7. Oktober 2020
Information or
Confirmation?
Wollte ich in eine Debatte um
den Sinn des Maskentragens einsteigen, müßte ich mir erst
eine Portion Sachkenntnis erarbeiten, die ich nicht abrufbar
habe. So viele Arten von Partikel-Größen, Materialien,
Maskenformen, Situationen, Atemlagen… Wer hat jetzt gerade
mehr an Wissen vorrätig, als das, was man aus der Lektüre
von zehn beliebigen Berichten schöpft, deren Quellen höchst
unterschiedliche Qualität haben?
Ach ja! Und ein paar
Interviews mit Fachleuten. Clips, die auf Youtube
verfügbar sind; neuerdings vermutlich schon in die Tausende
gehend. Deren Quellen und Qualität kann ich nicht
beurteilen. Aber jede Woche empfehlen mir einige meiner
Facebook-Kontakte: „Bitte dringend lesen und gleich
teilen!“
Wieso? Danke, ich weiß mir selbst zu helfen! Ich bin seit vielen
Jahrzehnten leseerfahren und verstehe mich darauf, Quellen zu
finden, zu erschließen. Auf Youtube-Empfehlungen habe ich mich
noch nie angewiesen gefühlt. Was schert mich, daß Du eben etwas
gefunden hast, so aufregend, daß Du darüber die Contenance
verlierst?
Diese aufgeregten Schnatterwesen gehen mit
inzwischen unsäglich auf den Geist. Haben wir das so gelernt?

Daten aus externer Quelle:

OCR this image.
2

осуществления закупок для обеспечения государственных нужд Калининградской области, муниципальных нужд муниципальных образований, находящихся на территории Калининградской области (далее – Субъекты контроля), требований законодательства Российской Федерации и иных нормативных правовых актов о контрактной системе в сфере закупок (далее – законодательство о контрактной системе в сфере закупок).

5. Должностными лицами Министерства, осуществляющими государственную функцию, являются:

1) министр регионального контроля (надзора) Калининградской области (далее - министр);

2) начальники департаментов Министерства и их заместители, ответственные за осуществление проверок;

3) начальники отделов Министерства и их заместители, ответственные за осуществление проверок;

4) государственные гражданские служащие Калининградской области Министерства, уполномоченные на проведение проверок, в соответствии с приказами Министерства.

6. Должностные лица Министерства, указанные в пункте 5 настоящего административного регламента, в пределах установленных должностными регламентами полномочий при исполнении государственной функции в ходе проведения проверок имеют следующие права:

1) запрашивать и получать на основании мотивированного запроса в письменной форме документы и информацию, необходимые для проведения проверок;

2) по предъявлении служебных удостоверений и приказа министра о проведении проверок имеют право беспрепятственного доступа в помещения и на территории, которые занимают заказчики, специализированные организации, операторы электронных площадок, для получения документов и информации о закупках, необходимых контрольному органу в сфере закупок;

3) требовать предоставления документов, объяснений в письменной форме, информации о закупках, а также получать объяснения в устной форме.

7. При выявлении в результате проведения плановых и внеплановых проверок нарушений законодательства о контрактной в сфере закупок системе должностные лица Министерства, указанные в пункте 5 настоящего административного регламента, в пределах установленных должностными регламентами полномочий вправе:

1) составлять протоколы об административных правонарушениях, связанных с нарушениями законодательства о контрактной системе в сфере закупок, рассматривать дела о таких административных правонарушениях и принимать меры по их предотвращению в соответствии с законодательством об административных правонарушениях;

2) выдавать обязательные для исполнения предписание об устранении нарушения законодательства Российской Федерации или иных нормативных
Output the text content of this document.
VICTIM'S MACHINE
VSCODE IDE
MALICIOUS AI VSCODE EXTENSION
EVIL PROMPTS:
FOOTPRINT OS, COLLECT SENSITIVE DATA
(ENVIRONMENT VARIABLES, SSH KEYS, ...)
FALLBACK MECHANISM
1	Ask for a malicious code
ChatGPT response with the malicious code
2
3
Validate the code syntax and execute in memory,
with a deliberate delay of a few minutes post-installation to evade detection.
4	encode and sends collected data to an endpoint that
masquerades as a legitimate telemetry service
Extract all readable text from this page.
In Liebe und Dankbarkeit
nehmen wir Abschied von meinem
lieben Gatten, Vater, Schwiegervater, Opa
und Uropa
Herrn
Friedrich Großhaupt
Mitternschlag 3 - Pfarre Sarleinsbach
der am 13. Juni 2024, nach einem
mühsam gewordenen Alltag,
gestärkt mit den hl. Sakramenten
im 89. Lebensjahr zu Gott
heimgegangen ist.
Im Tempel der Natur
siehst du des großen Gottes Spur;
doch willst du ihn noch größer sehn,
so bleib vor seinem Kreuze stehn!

Man schnappt etwas auf, das klingt irgendwie plausibel und die
sprechende Person wirkt sympathisch, na, dann muß es ja Relevanz
haben.
Diese Art der Wichtigtuerei samt aller
Betroffenheitsgymnastik ist langsam so erfreulich wie
Zahnschmerzen. Informationsbezug, Meinungsbildung,
Wissensgewinn, das sind Markierungen in sehr komplexen und
anspruchsvollen Prozessen. Wenn Dir ein paar Zeitungsartikel und
ein paar Youtube-Clips dafür genügen, okay, geschenkt! Aber laß
mich bitte mit dieser billigen Erregung in Ruhe!
Höre ich jemandem zu und mir leuchtet ein, was
die Person sagt, dann erfahre ich dadurch erst
einmal mehr über mich als über mein Gegenüber.
Was mir plausibel erscheint ist ja immer nur ein
Teil der Geschichte. Natürlich klingt es
sympathisch, wenn wer anderer etwas ähnlich
sieht wie ich. Das mag ich ebenfalls. Aber es
liefert keine… Erkenntnis.
Ich mag es
auch, wenn ich eigene Ansichten bestätigt finde
(Confirmation). Aber ich brauche dann
weitere Informationen aus anderen Quellen, um
auf Erkenntnis zu stoßen und Wissen zu gewinnen.
Das lernte einst jeder Teenager, der während
eines Sommers ein Ferialpraktikum in der
Redaktion einer Tageszeitung absolvierte. (Ob
man es heute dort noch lernt, womöglich sogar in
der Schule, weiß ich nicht.)
Information or Confirmation? Also:
informiert werden oder Zustimmung kassieren? Das
sind zwei verschiedene Angelegenheiten. Ich
genieße Zustimmung. Dafür brauche ich
Mitmenschen im direkten Kontakt.
Ich mag
es, Themen zu wählen, über die ich mehr
Information wünsche. Das krieg ich für mich hin
und entscheide auch, wer mir vertrauenswürdige
Personen sind, die ich in einschlägigen Fragen
konsultiere. Also bitte keine
„sensationellen Tips“, die ich
„unbedingt“ anhören und verbreiten solle.